In common with Chinese drama as a whole, shadow theater is closely linked to religion, ritual, and the daily life of the community. Families, lineages, or even whole villages would have plays performed to seek the assistance of, or give thanks to the gods.7 Shaanxi shadow troupes would be hired to perform at

    fairs, marriages, birthday parties, the ceremony for a one-month old baby, house construction, praying for safety, passing official exams, mourning–all are accompanied by shadow play performances for at least one night and up to three or six nights. Each night one to three episodes are put on with over three hours for each episode.8

Enchanted Stories reflects this relationship between theater and religion through figures depicting the gods of Good Fortune, Wealth, and Longevity; officials of the heavenly hierarchy; Buddhist and Daoist luminaries; and images of hell and its functionaries engaged in the grisly business of punishing wrong-doers.

Also, Chinese religion, with its Jade Emperor and heavenly bureaucracy, created a world that was a mirror of the earthly world of imperial China.

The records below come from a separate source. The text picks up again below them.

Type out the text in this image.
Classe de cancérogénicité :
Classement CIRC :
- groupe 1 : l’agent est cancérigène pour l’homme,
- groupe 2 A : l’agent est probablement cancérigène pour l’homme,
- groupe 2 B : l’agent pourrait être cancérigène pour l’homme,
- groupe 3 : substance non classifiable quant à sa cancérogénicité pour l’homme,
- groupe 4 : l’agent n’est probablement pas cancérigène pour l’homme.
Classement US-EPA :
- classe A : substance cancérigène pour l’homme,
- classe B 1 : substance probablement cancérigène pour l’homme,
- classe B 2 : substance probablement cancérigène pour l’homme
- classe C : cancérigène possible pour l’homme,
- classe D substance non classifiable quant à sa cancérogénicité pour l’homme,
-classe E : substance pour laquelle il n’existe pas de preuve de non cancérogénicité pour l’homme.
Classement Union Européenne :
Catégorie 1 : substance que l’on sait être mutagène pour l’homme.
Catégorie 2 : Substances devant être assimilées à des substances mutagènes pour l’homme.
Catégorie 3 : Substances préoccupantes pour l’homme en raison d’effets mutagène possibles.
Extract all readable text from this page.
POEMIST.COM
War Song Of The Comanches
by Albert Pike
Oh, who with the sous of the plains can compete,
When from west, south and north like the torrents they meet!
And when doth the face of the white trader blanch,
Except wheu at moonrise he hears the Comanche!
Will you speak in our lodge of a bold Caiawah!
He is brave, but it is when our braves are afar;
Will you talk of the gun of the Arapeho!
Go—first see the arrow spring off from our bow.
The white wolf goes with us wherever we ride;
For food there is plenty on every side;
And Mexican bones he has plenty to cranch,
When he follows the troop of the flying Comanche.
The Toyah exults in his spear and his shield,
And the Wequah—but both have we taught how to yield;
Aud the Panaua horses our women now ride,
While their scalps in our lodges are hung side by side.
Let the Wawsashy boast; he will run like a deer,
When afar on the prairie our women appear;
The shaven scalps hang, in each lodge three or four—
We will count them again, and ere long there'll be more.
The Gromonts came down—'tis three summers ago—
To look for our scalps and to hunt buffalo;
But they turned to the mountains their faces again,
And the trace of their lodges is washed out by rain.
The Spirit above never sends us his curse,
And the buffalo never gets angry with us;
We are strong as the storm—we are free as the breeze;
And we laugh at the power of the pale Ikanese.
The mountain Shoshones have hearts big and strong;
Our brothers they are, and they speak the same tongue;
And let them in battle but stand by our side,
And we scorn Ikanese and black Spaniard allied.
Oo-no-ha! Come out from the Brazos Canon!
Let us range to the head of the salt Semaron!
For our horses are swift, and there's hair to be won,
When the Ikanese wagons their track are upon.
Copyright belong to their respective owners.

Since the state popularized this image throughout China in late imperial times, “the gods of popular religion, in their relationships to one another and to mortals, identified local communities with the organization of the Chinese state and cosmos.9 Shadow theater thus played a role in integrating local cultures.

All of this makes Enchanted Stories meaningful to K-12 educators as it provides students with insight into both daily life in traditional China and the ideas that shaped it. In addition,

  • It enables discussion and practice of traditional artistic skills at most grade levels;
  • It’s ideal for the multidisciplinary classroom as it embraces literature, music, and the visual arts;
  • In global studies, it’s a rich topic for cultural comparison, since shadow theater appears not only in China, but also in India, Indonesia, Southeast Asia, Egypt, Turkey, and Europe.

This web-companion gathers together various resources for better understanding shadow theater and its cultural contexts.

1 Fan Pen Chen, “Shadow Theaters of the World,” Asian Folklore Studies 62 (2003), p. 25.
2Chen, p. 32
3 See Alvin P. Cohen, “Documentation Relating to the Origins of the Chinese Shadow-Puppet Theater,” Asia Major, XIII.1 (2000): 83-108.
4 Chen, p. 46.
5 From Willow Weilan Hai Chang’s foreword to the exhibition catalogue.
6 Richard M. Swiderski, “The Aesthetics of a Contemporary Chinese Shadow Theater,” Asian Folklore Studies 43 (1984): 271.
7 Wilt L. Idema, “Traditional Dramatic Literature,” in Victor H. Mair (ed.), The Columbia History of Chinese Literature (New York; Columbia University Press, 2001), p. 788.
8 Li Hongjun, “The Artistry of Shadow Theater in Shaanxi,” exhibition catalogue.
9 Myron L. Cohen, “Being Chinese: The Peripheralization of Traditional Identity,” in Tu Wei-ming (ed.), The Living Tree–The Changing Meaning of Being Chinese Today (Stanford: Stanford University Press, 1994), pp. 99, 100.